María Hanson cambió la sonrisa por una expresión sorprendida.

—¿Por qué estás tan preocupado?

—El mundo se halla en guerra.

—¡Y por eso necesito dar clases! —dijo la profesora, con la eterna convicción que acompaña a la frescura que enriquece a una seguridad juvenil—; necesito mantener la mente de ellos funcionando y ejercitándose, de modo que no enloquezcan en esta situación de crisis.

Giacomo Casanova se le quedó mirando y sonrió con orgullo. Luego preguntó:

—¿No hay aquí estudiantes demasiado viejos para tu clase?

María sonrió. De hecho, en aquellos días algunos padres pedían que parientes mayores o personas cercanas acompañaran a algunos de los alumnos por el temor de que algo les sucediera en el camino hacia la escuela y de vuelta a sus casas.

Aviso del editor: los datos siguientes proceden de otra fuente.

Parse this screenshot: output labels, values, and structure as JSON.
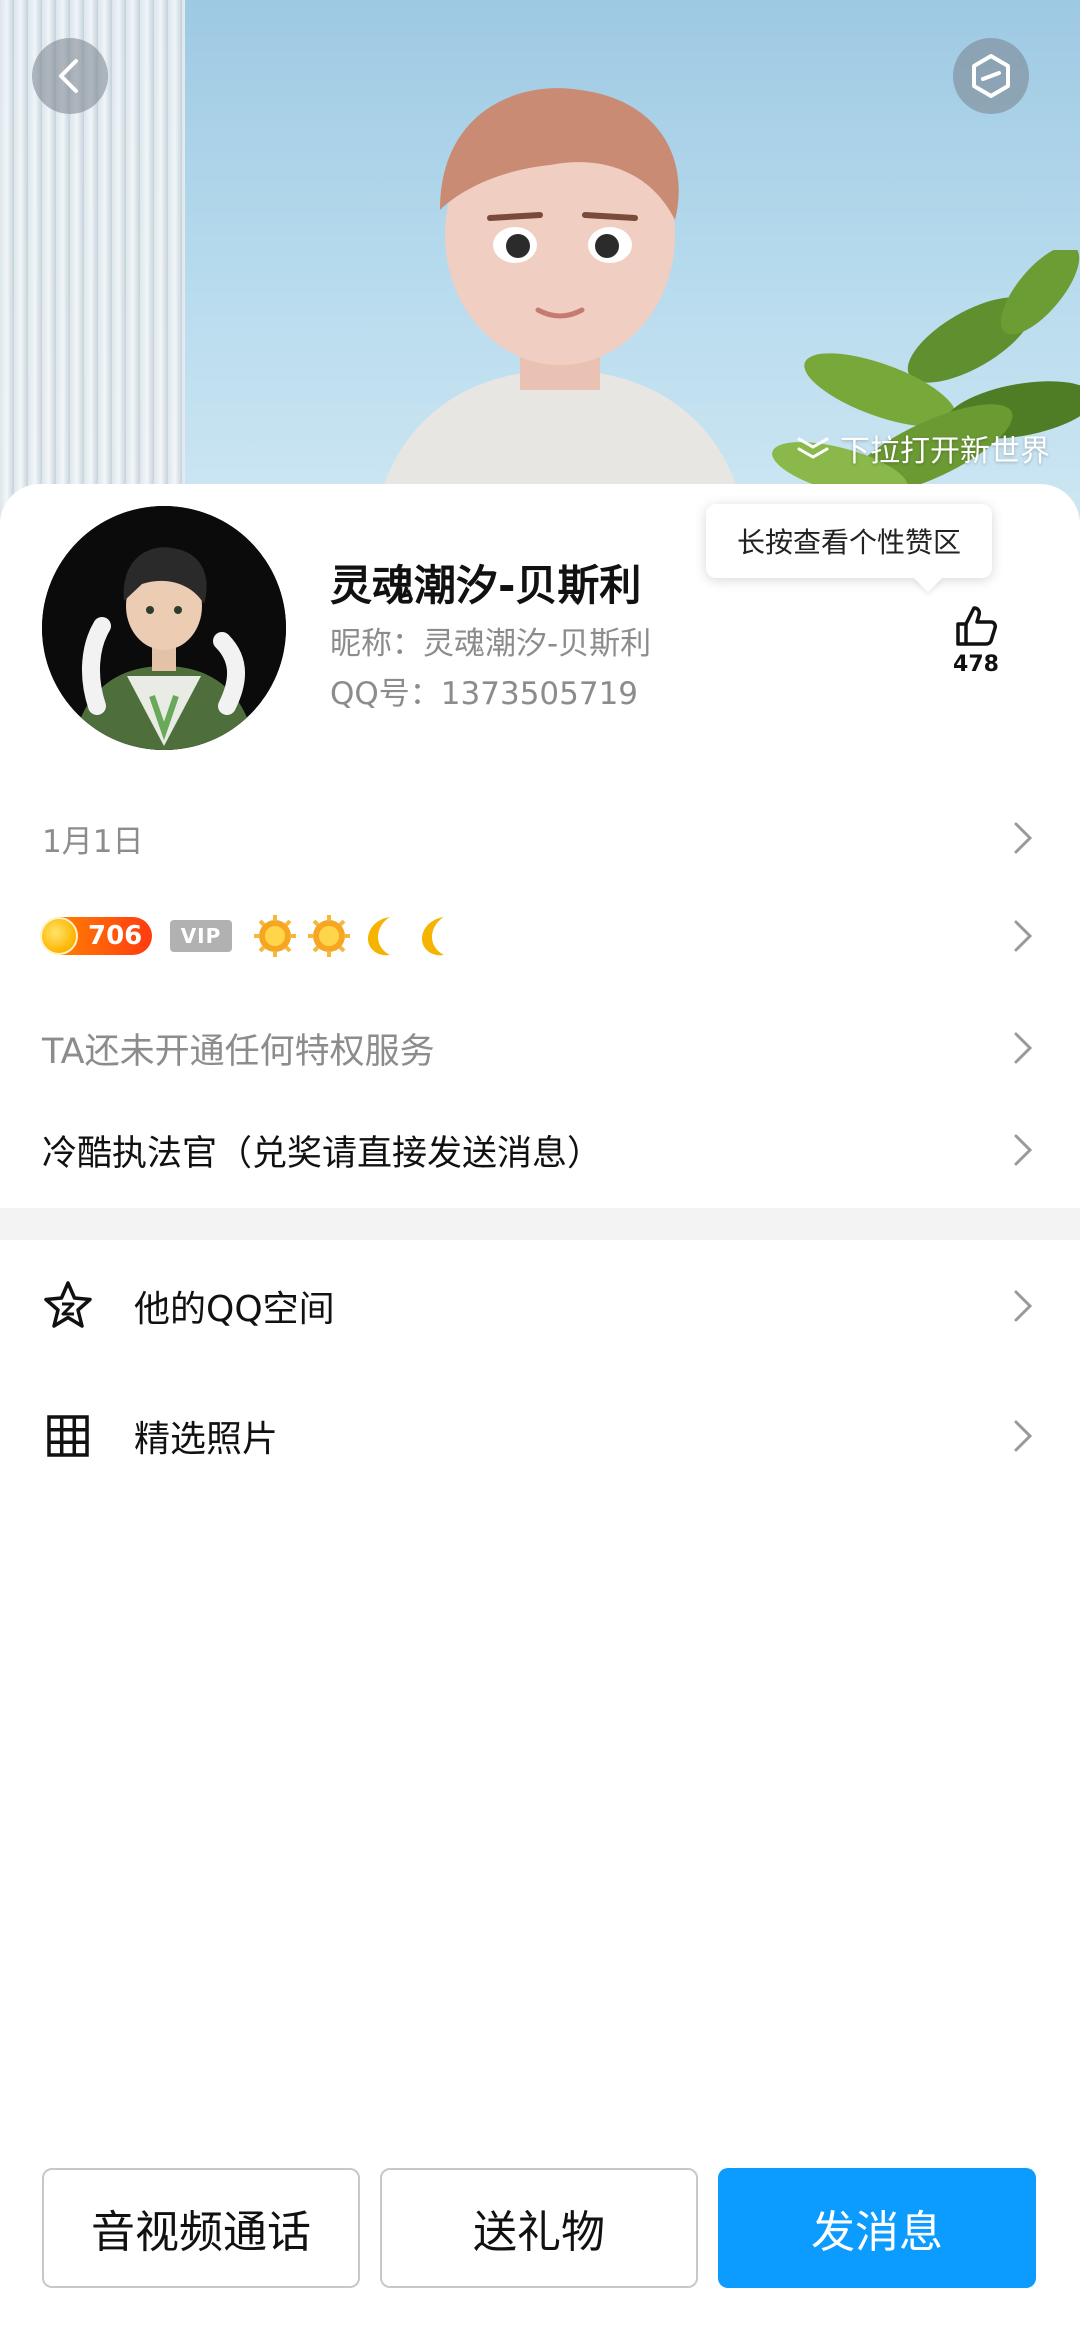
{
  "header": {
    "pull_hint": "下拉打开新世界",
    "icons": {
      "back": "chevron-left-icon",
      "more": "hexagon-icon",
      "pull": "chevron-down-double-icon"
    }
  },
  "profile": {
    "display_name": "灵魂潮汐-贝斯利",
    "nickname_line": "昵称：灵魂潮汐-贝斯利",
    "qq_line": "QQ号：1373505719",
    "like_tooltip": "长按查看个性赞区",
    "like_count": "478"
  },
  "rows": {
    "birthday": "1月1日",
    "coin_value": "706",
    "vip_label": "VIP",
    "level_icons": [
      "sun-icon",
      "sun-icon",
      "moon-icon",
      "moon-icon"
    ],
    "privilege_text": "TA还未开通任何特权服务",
    "signature_text": "冷酷执法官（兑奖请直接发送消息）"
  },
  "menu": {
    "qzone_label": "他的QQ空间",
    "photos_label": "精选照片"
  },
  "actions": {
    "call_label": "音视频通话",
    "gift_label": "送礼物",
    "message_label": "发消息"
  },
  "colors": {
    "primary_button": "#0c9bff",
    "coin_badge": "#ff5a12",
    "vip_badge": "#b1b1b1"
  }
}
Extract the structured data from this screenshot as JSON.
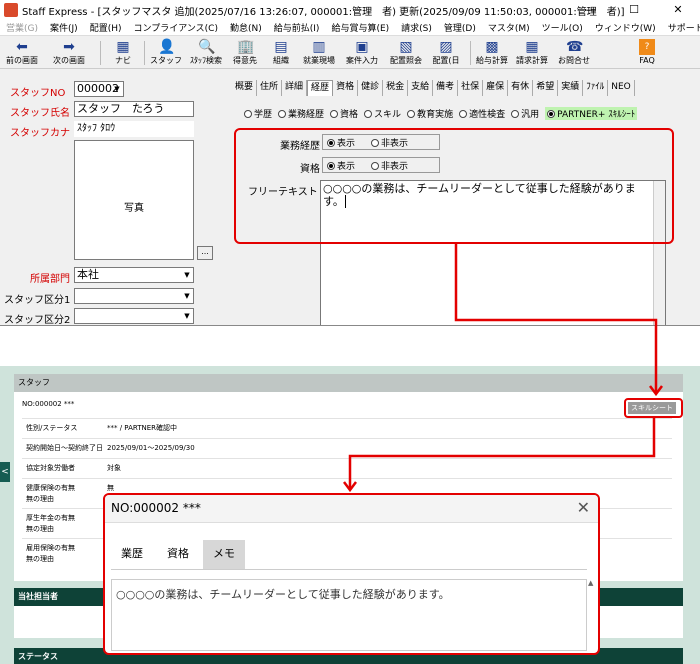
{
  "window": {
    "title": "Staff Express - [スタッフマスタ 追加(2025/07/16 13:26:07, 000001:管理　者) 更新(2025/09/09 11:50:03, 000001:管理　者)]",
    "controls": {
      "minimize": "—",
      "maximize": "☐",
      "close": "✕"
    }
  },
  "menu": [
    "営業(G)",
    "案件(J)",
    "配置(H)",
    "コンプライアンス(C)",
    "勤怠(N)",
    "給与前払(I)",
    "給与賞与算(E)",
    "請求(S)",
    "管理(D)",
    "マスタ(M)",
    "ツール(O)",
    "ウィンドウ(W)",
    "サポート(H)"
  ],
  "toolbar": {
    "prev": "前の画面",
    "next": "次の画面",
    "navi": "ナビ",
    "staff": "スタッフ",
    "staff_search": "ｽﾀｯﾌ検索",
    "client": "得意先",
    "org": "組織",
    "site": "就業現場",
    "case_input": "案件入力",
    "place_ref": "配置照会",
    "place_day": "配置(日",
    "salary_calc": "給与計算",
    "bill_calc": "請求計算",
    "contact": "お問合せ",
    "faq": "FAQ"
  },
  "form": {
    "staff_no_label": "スタッフNO",
    "staff_no_value": "000002",
    "name_label": "スタッフ氏名",
    "name_value": "スタッフ　たろう",
    "kana_label": "スタッフカナ",
    "kana_value": "ｽﾀｯﾌ ﾀﾛｳ",
    "photo_label": "写真",
    "photo_button": "...",
    "dept_label": "所属部門",
    "dept_value": "本社",
    "class1_label": "スタッフ区分1",
    "class2_label": "スタッフ区分2"
  },
  "tabs": [
    "概要",
    "住所",
    "詳細",
    "経歴",
    "資格",
    "健診",
    "税金",
    "支給",
    "備考",
    "社保",
    "雇保",
    "有休",
    "希望",
    "実績",
    "ﾌｧｲﾙ",
    "NEO"
  ],
  "active_tab": "経歴",
  "subtabs": [
    "学歴",
    "業務経歴",
    "資格",
    "スキル",
    "教育実施",
    "適性検査",
    "汎用",
    "PARTNER+ ｽｷﾙｼｰﾄ"
  ],
  "settings": {
    "work_history_label": "業務経歴",
    "qual_label": "資格",
    "show": "表示",
    "hide": "非表示",
    "free_text_label": "フリーテキスト",
    "free_text_value": "○○○○の業務は、チームリーダーとして従事した経験があります。"
  },
  "web": {
    "header": "スタッフ",
    "record_no": "NO:000002 ***",
    "skill_sheet_button": "スキルシート",
    "fields": [
      {
        "key": "性別/ステータス",
        "value": "*** / PARTNER確認中"
      },
      {
        "key": "契約開始日～契約終了日",
        "value": "2025/09/01～2025/09/30"
      },
      {
        "key": "協定対象労働者",
        "value": "対象"
      },
      {
        "key": "健康保険の有無",
        "key2": "無の理由",
        "value": "無"
      },
      {
        "key": "厚生年金の有無",
        "key2": "無の理由",
        "value": ""
      },
      {
        "key": "雇用保険の有無",
        "key2": "無の理由",
        "value": ""
      }
    ],
    "section_manager": "当社担当者",
    "section_status": "ステータス",
    "left_arrow": "<"
  },
  "modal": {
    "title": "NO:000002 ***",
    "close": "✕",
    "tabs": [
      "業歴",
      "資格",
      "メモ"
    ],
    "active_tab": "メモ",
    "memo_text": "○○○○の業務は、チームリーダーとして従事した経験があります。",
    "scroll_up": "▲"
  },
  "colors": {
    "highlight": "#e30000",
    "web_dark": "#0e4237",
    "web_bg": "#cfe3db"
  }
}
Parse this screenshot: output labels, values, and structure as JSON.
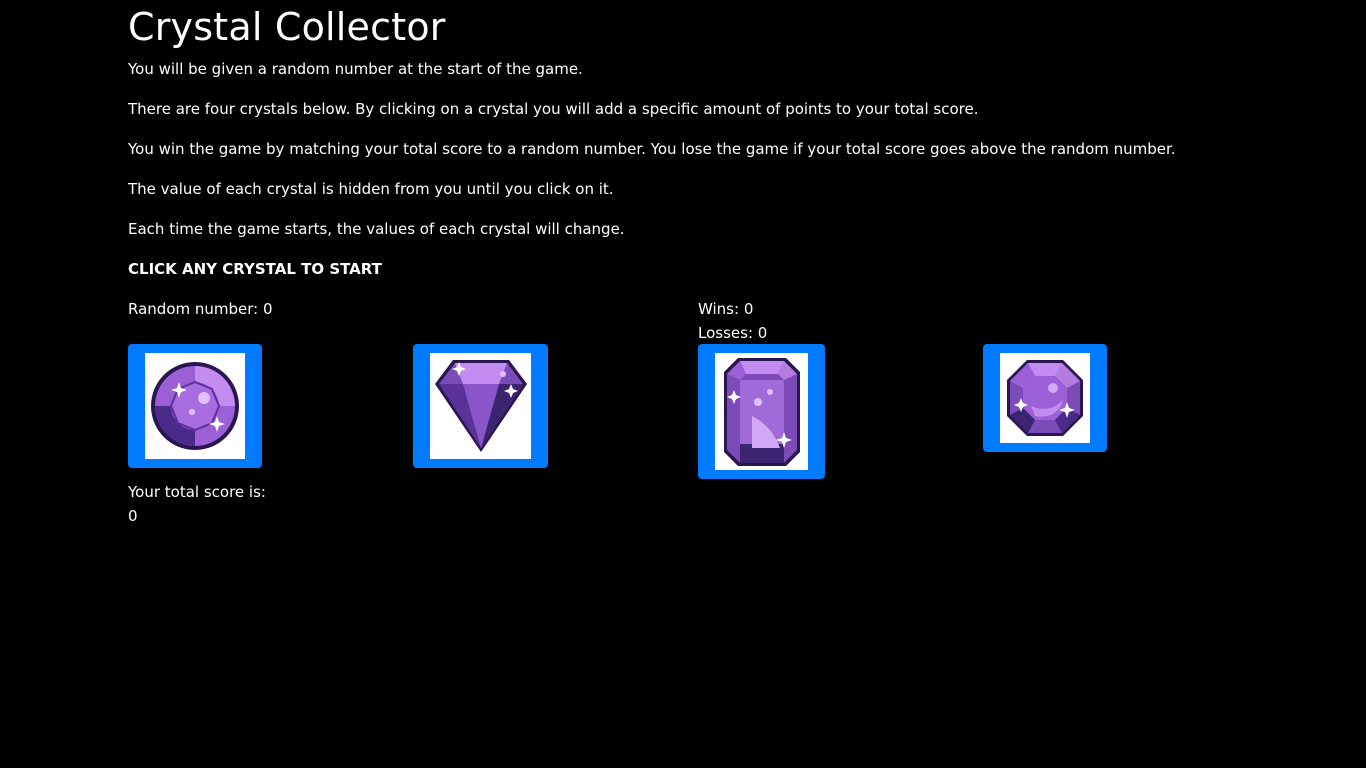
{
  "title": "Crystal Collector",
  "instructions": [
    "You will be given a random number at the start of the game.",
    "There are four crystals below. By clicking on a crystal you will add a specific amount of points to your total score.",
    "You win the game by matching your total score to a random number. You lose the game if your total score goes above the random number.",
    "The value of each crystal is hidden from you until you click on it.",
    "Each time the game starts, the values of each crystal will change."
  ],
  "start_prompt": "CLICK ANY CRYSTAL TO START",
  "random_number": {
    "label": "Random number:",
    "value": "0"
  },
  "stats": {
    "wins_label": "Wins:",
    "wins": "0",
    "losses_label": "Losses:",
    "losses": "0"
  },
  "crystals": [
    {
      "icon": "round-crystal-icon"
    },
    {
      "icon": "diamond-crystal-icon"
    },
    {
      "icon": "emerald-cut-crystal-icon"
    },
    {
      "icon": "octagon-crystal-icon"
    }
  ],
  "score": {
    "label": "Your total score is:",
    "value": "0"
  },
  "colors": {
    "background": "#000000",
    "text": "#ffffff",
    "button": "#007bff",
    "crystal_light": "#b57be0",
    "crystal_mid": "#7b4cb8",
    "crystal_dark": "#3b2470"
  }
}
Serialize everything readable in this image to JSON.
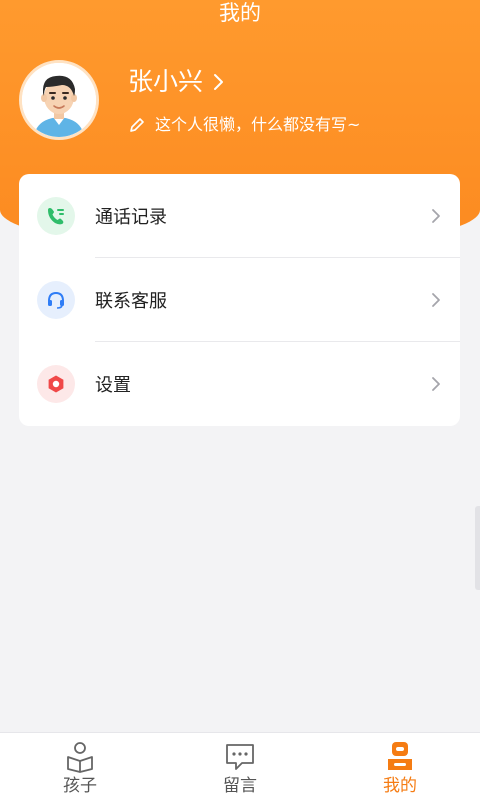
{
  "header": {
    "title": "我的"
  },
  "profile": {
    "name": "张小兴",
    "signature": "这个人很懒，什么都没有写~"
  },
  "menu": {
    "items": [
      {
        "label": "通话记录",
        "icon": "phone-icon"
      },
      {
        "label": "联系客服",
        "icon": "headset-icon"
      },
      {
        "label": "设置",
        "icon": "gear-icon"
      }
    ]
  },
  "tabbar": {
    "tabs": [
      {
        "label": "孩子",
        "icon": "child-reading-icon"
      },
      {
        "label": "留言",
        "icon": "message-bubble-icon"
      },
      {
        "label": "我的",
        "icon": "profile-icon",
        "active": true
      }
    ]
  },
  "colors": {
    "brand_orange": "#fc8a20",
    "active_tab": "#f57c13",
    "call_green": "#2fbd6a",
    "service_blue": "#2f7df6",
    "settings_red": "#f04848"
  }
}
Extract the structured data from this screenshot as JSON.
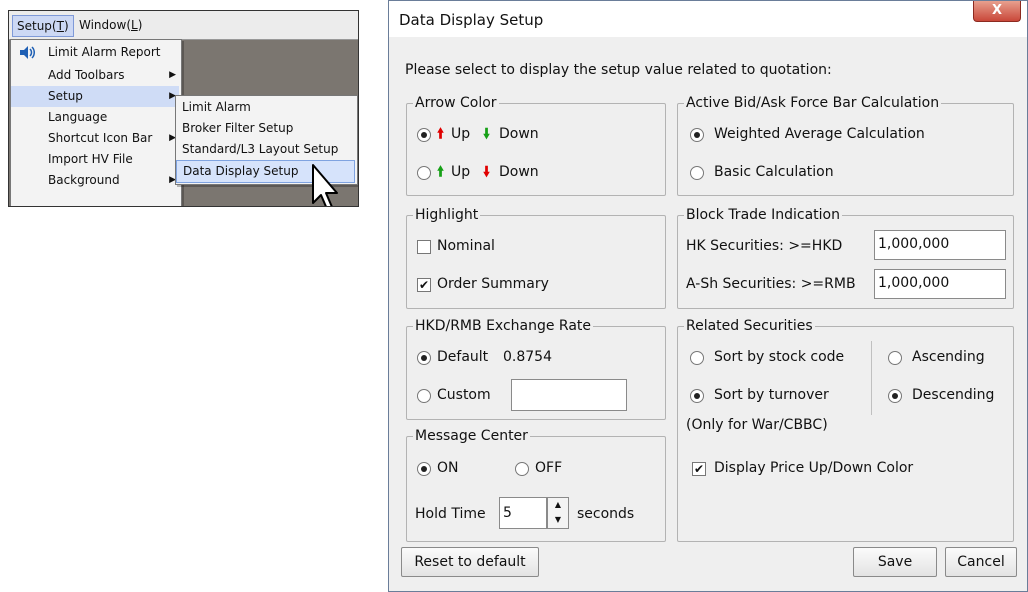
{
  "menubar": {
    "setup_label": "Setup(",
    "setup_key": "T",
    "window_label": "Window(",
    "window_key": "L",
    "close_paren": ")"
  },
  "dropdown": {
    "items": [
      {
        "label": "Limit Alarm Report"
      },
      {
        "label": "Add Toolbars"
      },
      {
        "label": "Setup"
      },
      {
        "label": "Language"
      },
      {
        "label": "Shortcut Icon Bar"
      },
      {
        "label": "Import HV File"
      },
      {
        "label": "Background"
      }
    ]
  },
  "submenu": {
    "items": [
      {
        "label": "Limit Alarm"
      },
      {
        "label": "Broker Filter Setup"
      },
      {
        "label": "Standard/L3 Layout Setup"
      },
      {
        "label": "Data Display Setup"
      }
    ]
  },
  "dialog": {
    "title": "Data Display Setup",
    "close": "X",
    "prompt": "Please select to display the setup value related to quotation:",
    "arrow_color": {
      "label": "Arrow Color",
      "option1_up": "Up",
      "option1_down": "Down",
      "option2_up": "Up",
      "option2_down": "Down",
      "up_glyph": "🠙",
      "down_glyph": "🠛"
    },
    "force_bar": {
      "label": "Active Bid/Ask Force Bar Calculation",
      "weighted": "Weighted Average Calculation",
      "basic": "Basic Calculation"
    },
    "highlight": {
      "label": "Highlight",
      "nominal": "Nominal",
      "order_summary": "Order Summary"
    },
    "block_trade": {
      "label": "Block Trade Indication",
      "hk_label": "HK Securities: >=HKD",
      "hk_value": "1,000,000",
      "ash_label": "A-Sh Securities: >=RMB",
      "ash_value": "1,000,000"
    },
    "exchange": {
      "label": "HKD/RMB Exchange Rate",
      "default": "Default",
      "default_value": "0.8754",
      "custom": "Custom"
    },
    "related": {
      "label": "Related Securities",
      "sort_code": "Sort by stock code",
      "sort_turnover": "Sort by turnover",
      "only_for": "(Only for War/CBBC)",
      "ascending": "Ascending",
      "descending": "Descending",
      "display_color": "Display Price Up/Down Color"
    },
    "message_center": {
      "label": "Message Center",
      "on": "ON",
      "off": "OFF",
      "hold_time": "Hold Time",
      "hold_value": "5",
      "seconds": "seconds"
    },
    "buttons": {
      "reset": "Reset to default",
      "save": "Save",
      "cancel": "Cancel"
    }
  },
  "colors": {
    "up": "#e00000",
    "down_green": "#16a016",
    "highlight": "#cfdcf6",
    "dialog_bg": "#efefef"
  }
}
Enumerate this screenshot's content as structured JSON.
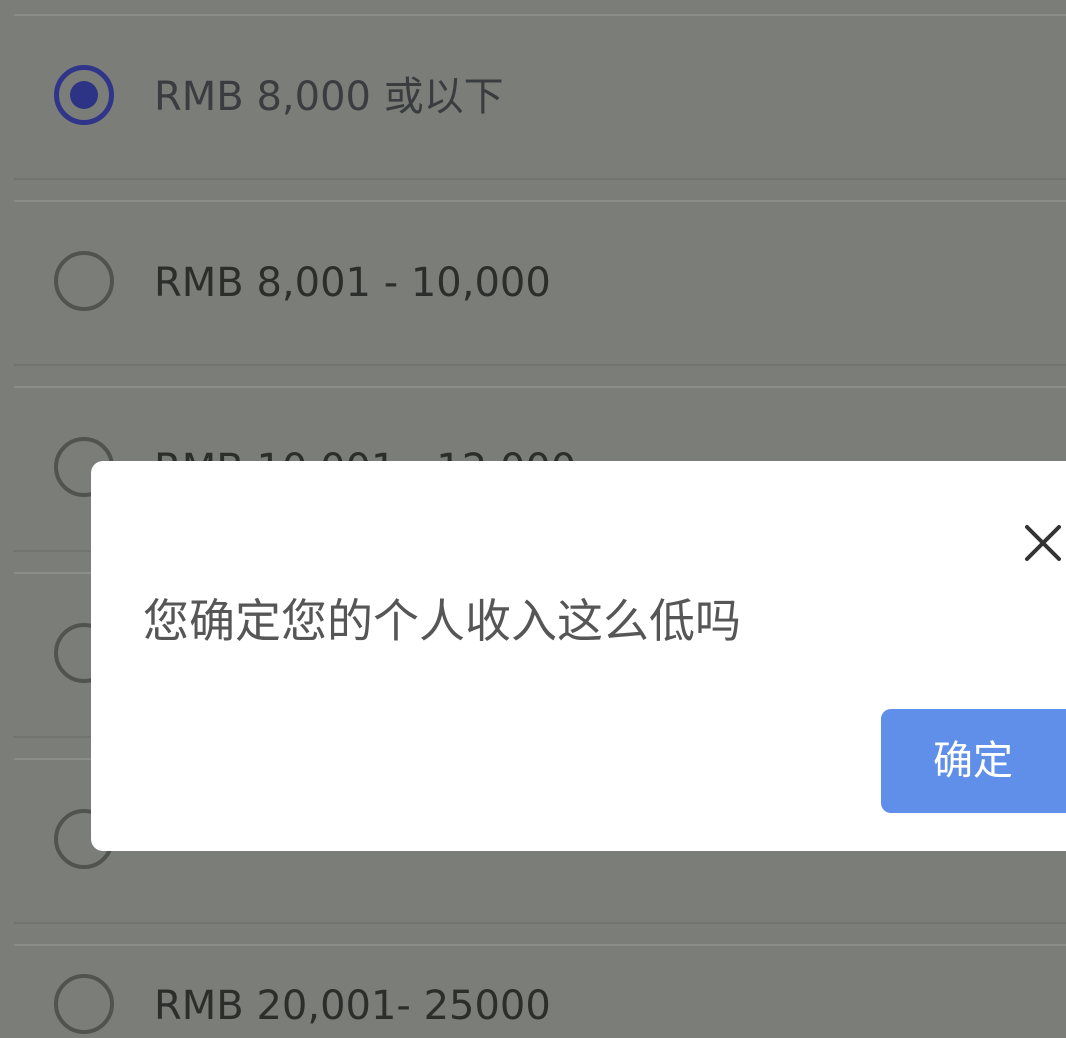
{
  "options": [
    {
      "label": "RMB 8,000 或以下",
      "checked": true
    },
    {
      "label": "RMB 8,001 - 10,000",
      "checked": false
    },
    {
      "label": "RMB 10,001 - 12,000",
      "checked": false
    },
    {
      "label": "",
      "checked": false
    },
    {
      "label": "",
      "checked": false
    },
    {
      "label": "RMB 20,001- 25000",
      "checked": false
    }
  ],
  "dialog": {
    "message": "您确定您的个人收入这么低吗",
    "confirm_label": "确定",
    "close_icon": "close-icon"
  },
  "colors": {
    "overlay_background": "#7b7e78",
    "radio_checked": "#2d3385",
    "dialog_background": "#ffffff",
    "confirm_button": "#5f8fe8"
  }
}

Esas personas acababan pidiendo la autorización de María para asistir a clases y a ella no le importaba.

—No tengo prejuicios: cualquier persona de cualquier edad puede aprender lo que quiera. El profesor Sabino solía decir que la mente también es un músculo y que necesita ser ejercitada. Como te dije: es cuestión de mantener sus mentes funcionando.

—¿Y también podrías mantener mi mente funcionando?

María Hanson sonrió y suspiró. Intentó decir algo más…

—…

Pero en cambio sólo suspiró y sonrió otra vez, rendida.

En definitiva, era una pena que el mundo estuviera en guerra.